Voici, maintenant, une observation qui ne laisse pas d’avoir une certaine portée historique ! Racontant le départ de Jeanne pour Toul, où elle avait à se justifier d’un prétendu manquement à une promesse de mariage, M. France nous dit que, plus tard, au procès, la Pucelle s’est repentie d’avoir désobéi à ses parens dans cette occasion. Sur ce point, les sources citées sont une page 476 du tome II du Procès, page qui n’existe pas dans ce tome, et une page 128 du tome I, « où aucune mention n’est faite de cette histoire. » Dans la page suivante, Jeanne déclare que « jamais elle n’a désobéi à ses parens qu’une seule fois, à savoir, en quittant Domremy pour se rendre auprès du Dauphin. » Mais l’erreur reprochée à M. France a été commise, bien avant lui, par l’un des rapporteurs du procès de Rouen, qui, brouillant deux réponses de l’accusée, note qu’elle a reconnu « n’avoir désobéi à ses parens qu’une seule fois » et ajoute que c’est en allant à Toul pour l’affaire du mariage.

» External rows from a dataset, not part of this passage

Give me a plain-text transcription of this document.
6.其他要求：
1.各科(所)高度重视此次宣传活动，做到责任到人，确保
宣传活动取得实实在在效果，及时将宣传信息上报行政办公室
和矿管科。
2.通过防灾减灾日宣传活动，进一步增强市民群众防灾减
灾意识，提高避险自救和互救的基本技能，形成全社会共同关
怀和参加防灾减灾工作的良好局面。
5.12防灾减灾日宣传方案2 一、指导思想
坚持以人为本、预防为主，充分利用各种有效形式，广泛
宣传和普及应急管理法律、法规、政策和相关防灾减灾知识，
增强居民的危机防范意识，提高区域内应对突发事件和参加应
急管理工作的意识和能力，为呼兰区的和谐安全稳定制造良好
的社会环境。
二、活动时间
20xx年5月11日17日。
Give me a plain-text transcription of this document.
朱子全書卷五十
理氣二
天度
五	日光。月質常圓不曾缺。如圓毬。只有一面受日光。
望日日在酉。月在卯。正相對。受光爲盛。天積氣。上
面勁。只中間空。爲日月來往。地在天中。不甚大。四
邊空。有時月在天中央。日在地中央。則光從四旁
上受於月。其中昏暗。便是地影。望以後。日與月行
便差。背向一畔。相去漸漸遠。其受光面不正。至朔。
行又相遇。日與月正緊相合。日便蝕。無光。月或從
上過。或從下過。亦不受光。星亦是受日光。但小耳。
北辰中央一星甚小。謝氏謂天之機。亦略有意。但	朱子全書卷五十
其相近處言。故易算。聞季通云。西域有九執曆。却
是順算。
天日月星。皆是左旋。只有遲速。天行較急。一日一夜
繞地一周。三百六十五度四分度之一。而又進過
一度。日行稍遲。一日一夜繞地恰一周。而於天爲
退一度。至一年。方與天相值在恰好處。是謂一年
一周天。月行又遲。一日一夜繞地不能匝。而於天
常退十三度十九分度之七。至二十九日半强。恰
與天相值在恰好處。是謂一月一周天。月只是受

Erreur que démontre clairement le contexte du Procès. Et lorsque M. France nous représente la jeune fille « se rendant à l’official de Toul non pas une fois, mais deux ou trois fois, et cheminant, jour et nuit, sur la même route que suivait en même temps son faux fiancé, » M. Lang lui objecte que, à ce compte, durant la quinzaine de jours qu’elle est restée à Neufchâteau, Jeanne aurait fait à pied plus de deux cents kilomètres ! Il rappelle, d’ailleurs, que le père de la jeune fille possédait des chevaux, et qu’elle avait toujours un frère pour l’accompagner.


Ainsi la réfutation se poursuit, de page en page ; et sans cesse le biographe anglais, après avoir examiné les sources invoquées par M. France, assure qu’il les a trouvées muettes sur les faits allégués, ou bien présentant ces faits sous un aspect différent.